Partager cet article

Europe : politique

Ceux qui tirent sur la Hongrie depuis les miradors de Bruxelles

Ceux qui tirent sur la Hongrie depuis les miradors de Bruxelles

Viktor Orbán a prononcé un discours pour l’anniversaire du soulèvement hongrois de 1956, dans lequel il n’a pas hésité à assimiler l’UE à l’URSS :

« Ne nous préoccupons pas de ceux qui tirent sur la Hongrie cachés dans l’ombre, ou quelque part depuis les miradors de Bruxelles. Ils finiront là où leurs prédécesseurs ont fini. »

Viktor Orbán fit l’éloge du cardinal Mindszenty, qui a assumé la tâche de direction spirituelle du pays :

« Tout en servant Dieu, Mindszenty a toujours accompli son devoir pour son pays, il n’était pas n’importe quel dirigeant parmi nous, il a ouvert la voie avec la résistance imparable d’une colonne de feu. En 1956, il nous a montré la voie, et nous, Hongrois, n’oublierons jamais le service qu’il nous a rendu ; même dans un vent contraire, il s’est accroché à la vérité du peuple hongrois. »

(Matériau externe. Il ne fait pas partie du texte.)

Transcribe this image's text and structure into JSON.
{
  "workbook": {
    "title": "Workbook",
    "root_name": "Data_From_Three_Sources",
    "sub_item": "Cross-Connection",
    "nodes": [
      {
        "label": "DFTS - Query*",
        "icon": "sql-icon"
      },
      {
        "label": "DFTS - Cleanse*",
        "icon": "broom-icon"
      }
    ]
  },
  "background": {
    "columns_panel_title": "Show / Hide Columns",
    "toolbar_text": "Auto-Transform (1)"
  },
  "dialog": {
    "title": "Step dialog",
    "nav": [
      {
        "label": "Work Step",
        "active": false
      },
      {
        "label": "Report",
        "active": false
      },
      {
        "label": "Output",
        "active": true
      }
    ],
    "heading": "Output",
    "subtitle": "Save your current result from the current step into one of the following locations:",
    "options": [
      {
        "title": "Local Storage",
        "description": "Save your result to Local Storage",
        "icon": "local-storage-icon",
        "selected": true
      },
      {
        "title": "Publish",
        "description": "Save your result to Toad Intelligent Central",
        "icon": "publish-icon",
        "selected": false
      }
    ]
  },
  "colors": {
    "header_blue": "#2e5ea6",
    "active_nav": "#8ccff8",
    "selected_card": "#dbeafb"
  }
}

Cette année-là, l’Occident a « trahi les Hongrois pour la deuxième fois depuis 1945 » en ne leur apportant aucun soutien.

« À l’époque, ils nous ont mis en couverture du magazine Time, puis nous ont laissés sous la coupe des Soviétiques pendant quarante ans, pensant que les Soviétiques auraient au moins à se préoccuper de quelque chose en plus. »

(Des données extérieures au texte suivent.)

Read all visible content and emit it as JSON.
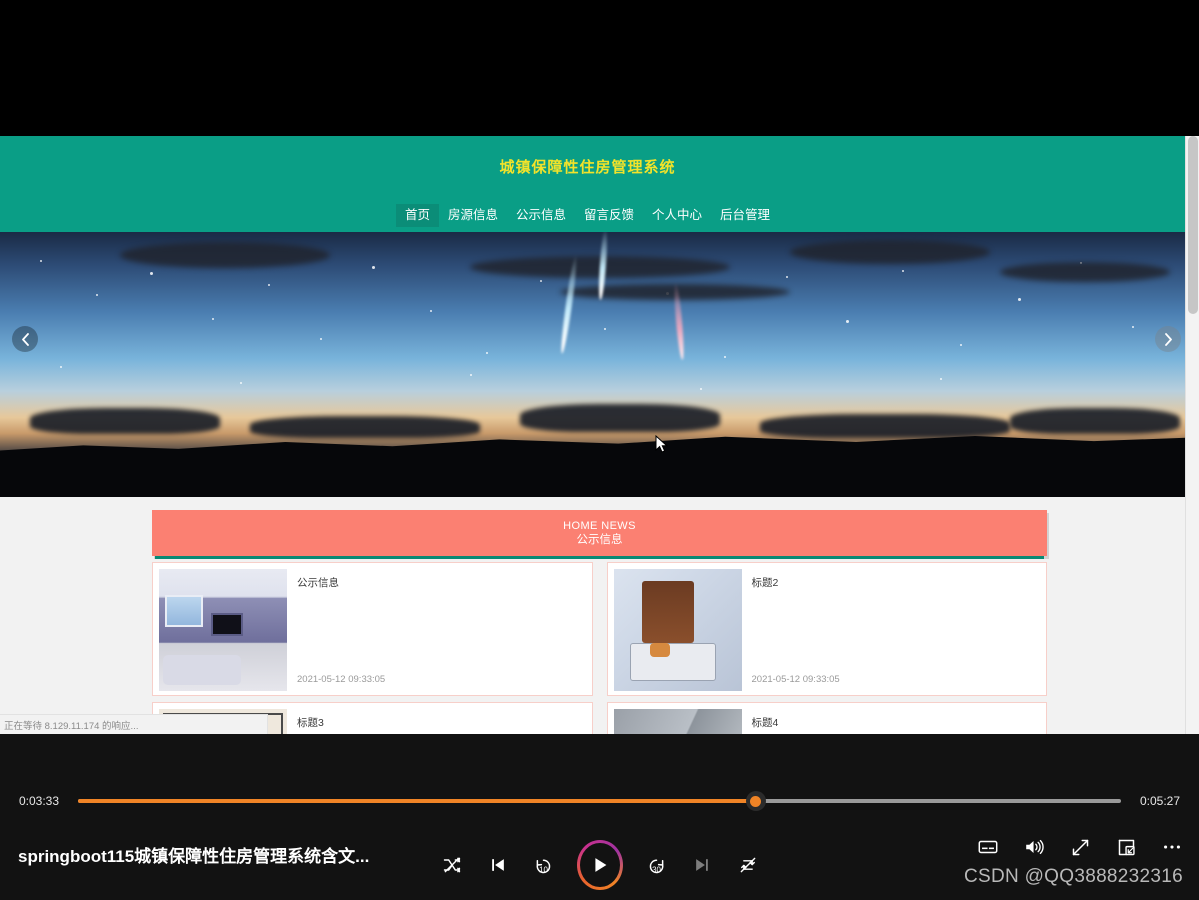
{
  "site": {
    "title": "城镇保障性住房管理系统",
    "nav": [
      {
        "label": "首页",
        "active": true
      },
      {
        "label": "房源信息",
        "active": false
      },
      {
        "label": "公示信息",
        "active": false
      },
      {
        "label": "留言反馈",
        "active": false
      },
      {
        "label": "个人中心",
        "active": false
      },
      {
        "label": "后台管理",
        "active": false
      }
    ],
    "carousel": {
      "prev_icon": "chevron-left-icon",
      "next_icon": "chevron-right-icon"
    },
    "news": {
      "banner_en": "HOME NEWS",
      "banner_cn": "公示信息",
      "cards": [
        {
          "title": "公示信息",
          "date": "2021-05-12 09:33:05",
          "thumb": "livingroom"
        },
        {
          "title": "标题2",
          "date": "2021-05-12 09:33:05",
          "thumb": "bedroom"
        },
        {
          "title": "标题3",
          "date": "",
          "thumb": "floorplan"
        },
        {
          "title": "标题4",
          "date": "",
          "thumb": "gray"
        }
      ]
    },
    "status_text": "正在等待 8.129.11.174 的响应...",
    "colors": {
      "header_green": "#0a9e86",
      "title_yellow": "#f2e32a",
      "banner_salmon": "#fb8072"
    }
  },
  "player": {
    "video_title": "springboot115城镇保障性住房管理系统含文...",
    "current_time": "0:03:33",
    "total_time": "0:05:27",
    "progress_percent": 65,
    "transport": {
      "shuffle": "shuffle-off-icon",
      "previous": "previous-track-icon",
      "rewind10": "rewind-10-icon",
      "play": "play-icon",
      "forward30": "forward-30-icon",
      "next": "next-track-icon",
      "repeat": "repeat-off-icon"
    },
    "right_controls": {
      "subtitles": "subtitles-icon",
      "volume": "volume-icon",
      "fullscreen": "fullscreen-icon",
      "miniplayer": "picture-in-picture-icon",
      "more": "more-options-icon"
    },
    "watermark": "CSDN @QQ3888232316",
    "accent_color": "#f08426"
  }
}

« Nous nous soumettons quand il le faut, et nous nous défendons quand nous le pouvons. Si vous êtes hongrois, vous devez avoir le courage du lion, la ruse du serpent et le caractère pacifique de la colombe. Cela sera particulièrement vrai l’année prochaine : une invasion migratoire au sud, une guerre à l’est et une crise économique à l’ouest. »

Mais le gouvernement est fort, et « nous sommes capables de défendre les intérêts de la Hongrie tant à l’intérieur qu’à l’extérieur »

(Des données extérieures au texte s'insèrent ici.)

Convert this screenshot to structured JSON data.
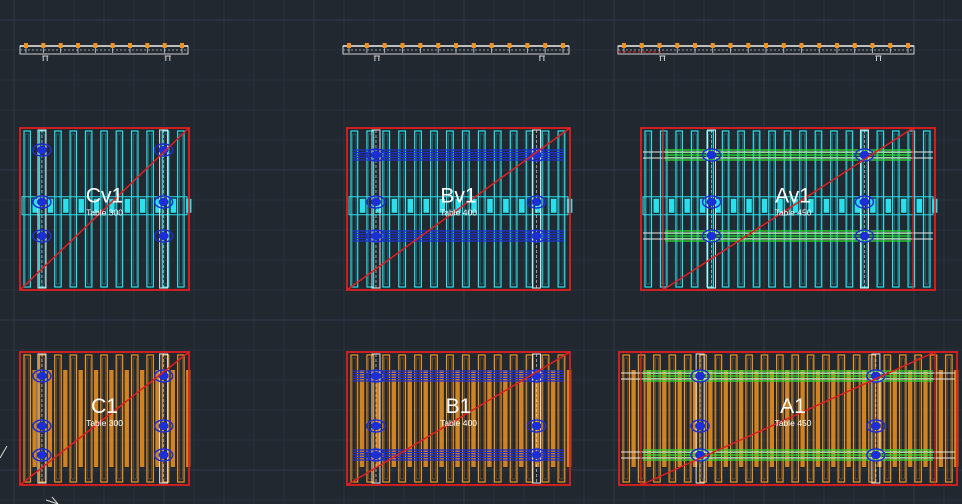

C’est alors que vient la fameuse phrase : nous ne devons pas avoir peur de ceux qui tirent sur la Hongrie par les sanctions contre le pays, ou les sanctions contre la Russie qui sont des « bombes sur notre économie », car l’empire de l’UE finira comme l’empire soviétique.

Partager cet article

6 commentaires

  1. la Révolution nihiliste de la “mort de Dieu” qui domine l’Europe génère une décadence qui envoie la civilisation chrétienne au tombeau.
    elle est plus nuisible que la Révolution bolchevique ;
    moins sanglante que cette dernière ,pour le moment, elle nous prépare une guerre civile mortelle avec les islamistes qu’elle importe.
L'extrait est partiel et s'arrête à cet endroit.